Prezes Zarządu Okręgu PiS w Olsztynie Jerzy Szmit poinformował na konferencji prasowej 30 grudnia, iż złożył zawiadomienie do prokuratury w związku z wypowiedzią prezydenta Piotra Grzymowicza na grudniowej sesji Rady Miasta Olsztyna.
Prezydent Grzymowicz stwierdził na tej sesji, że rząd wyprowadził z budżetu państwa 300 mld złotych m.in. na finansowanie organizacje neofaszystowskich, zamiast przeznaczyć je na transformację energetyczną.
„Co zrobiono z tymi pieniędzmi? W części organizacje jakieś neofaszystowskie dostały do wykorzystania. (...) To jest 300 mld zł wyprowadzonych poza budżetem państwa. Sto różnego rodzaju fundacji, sto fundacji, i, oczywiście, neofaszystowskie fundacje, które dostają pieniądze na marsz, chociażby, który odbył się w Warszawie – 3 mln zł, doskonale wiemy” – mówił zdenerwowany prezydent Grzymowicz.
Prezes PiS powiedział na konferencji, że nie mógł pozostawić bez reakcji wypowiadanych przez prezydenta Olsztyna twierdzeń, iż rząd wspiera organizacje neofaszystowskie. Napisał w zawiadomieniu, że ze zdumieniem przyjął informacje o rzekomym uczestniczeniu organizacji neofaszystowskich, które dodatkowo miałyby korzystać z publicznych dotacji, w organizacji Marszu Niepodległościowego 11 listopada 2021 r. w Warszawie.
Dodał, że według jego wiedzy „przymiotu organizacji neofaszystowskiej albo totalitarnej” nie posiada żadna z organizacji formalnie związanych z organizacją tego marszu.
Według Szmita, gdyby Grzymowicz miał dowody na istnienie w Polsce takich zakazanych prawem organizacji i ich finansowanie ze środków publicznych, to jako funkcjonariusz publiczny był zobowiązany do powiadomienia organów ścigania. Niedochowanie tego obowiązku stanowiłoby przestępstwo urzędnicze z art. 231 par. 1 – dodał.

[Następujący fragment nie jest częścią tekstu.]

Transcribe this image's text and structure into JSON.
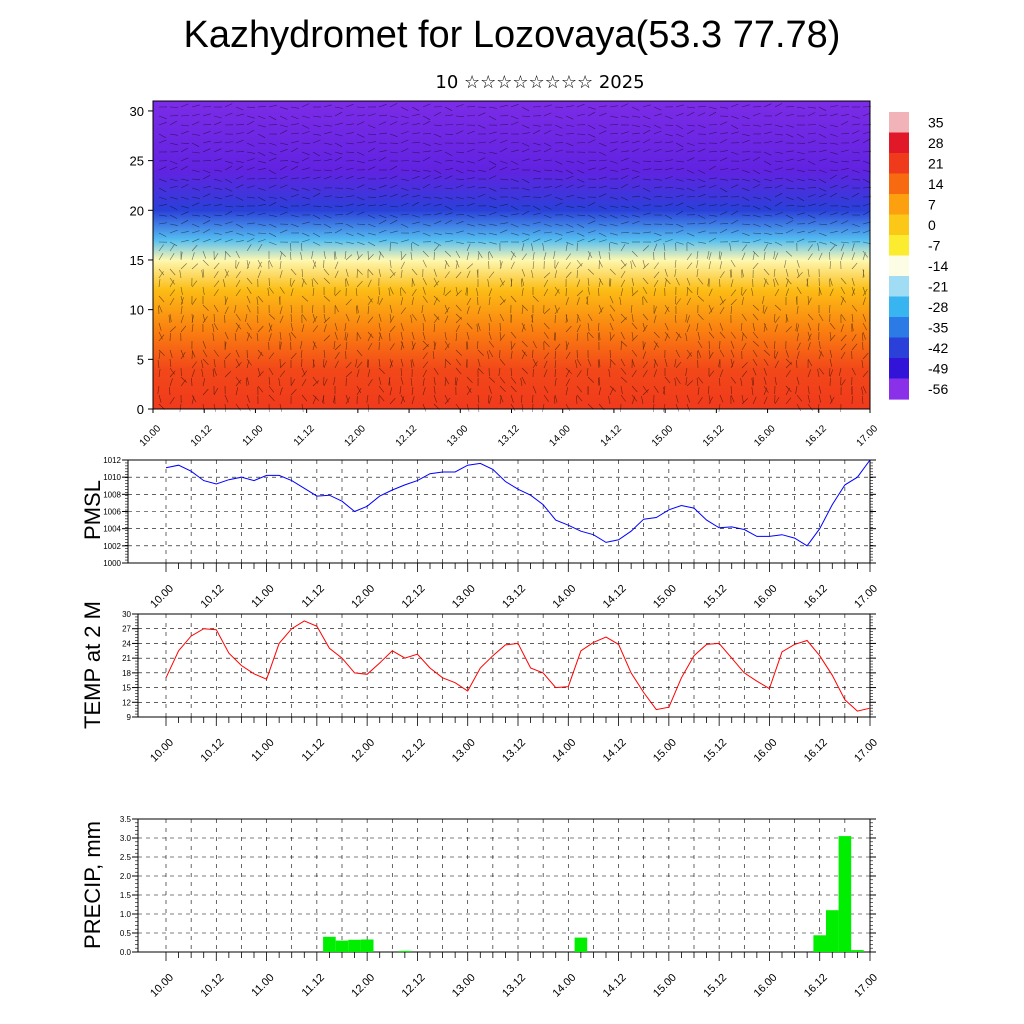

Zdaniem Szmita, jeśli natomiast prezydent miasta bezpodstawnie przypisywał propagowanie faszyzmu uczestnikom marszu i legalnym organizacjom społecznym, to może wypełniać to znamiona przekroczenia uprawnień urzędniczych poprzez zniesławienie i znieważenie.
Piotr Grzymowicz – proszony o odniesienie się do tych zarzutów – powiedział dziennikarzom, że nie zna treści zawiadomienia. Podkreślił, że jako polityk ma prawo wyrażać opinie i dokonywać ocen.
– Powiedziałem, że nie godzę się na to, ażeby nasze środki publiczne, które są uszczuplane w budżetach samorządów, które są przekazywane przez różnego rodzaje fundacje dla również właśnie różnych neofaszystów, mając na względzie takie osoby, które nas na co dzień dzielą – stwierdził.
Pytany, czy podtrzymuje opinie o organizatorach Marszu Niepodległości, odpowiedział, że nie wie, kto z imienia i nazwiska organizował takie marsze, ale za pośrednictwem mediów miał możliwość obserwować, że „bardzo wiele haseł było ksenofobicznych, rasistowskich i dzielących nas jako społeczeństwo”.
– Rozumiem, że pan Szmit składa zawiadomienie do prokuratury pana Ziobry, a więc polityka, który w tej sprawie reprezentuje określoną linię polityczną, więc trudno mi się do tego odnosić. Mam nadzieję, że zwycięży zdrowy rozsądek i litera prawa. I, oczywiście, będę ze spokojem oczekiwał tego, co będzie dalej w tej sprawie następowało – stwierdził Grzymowicz.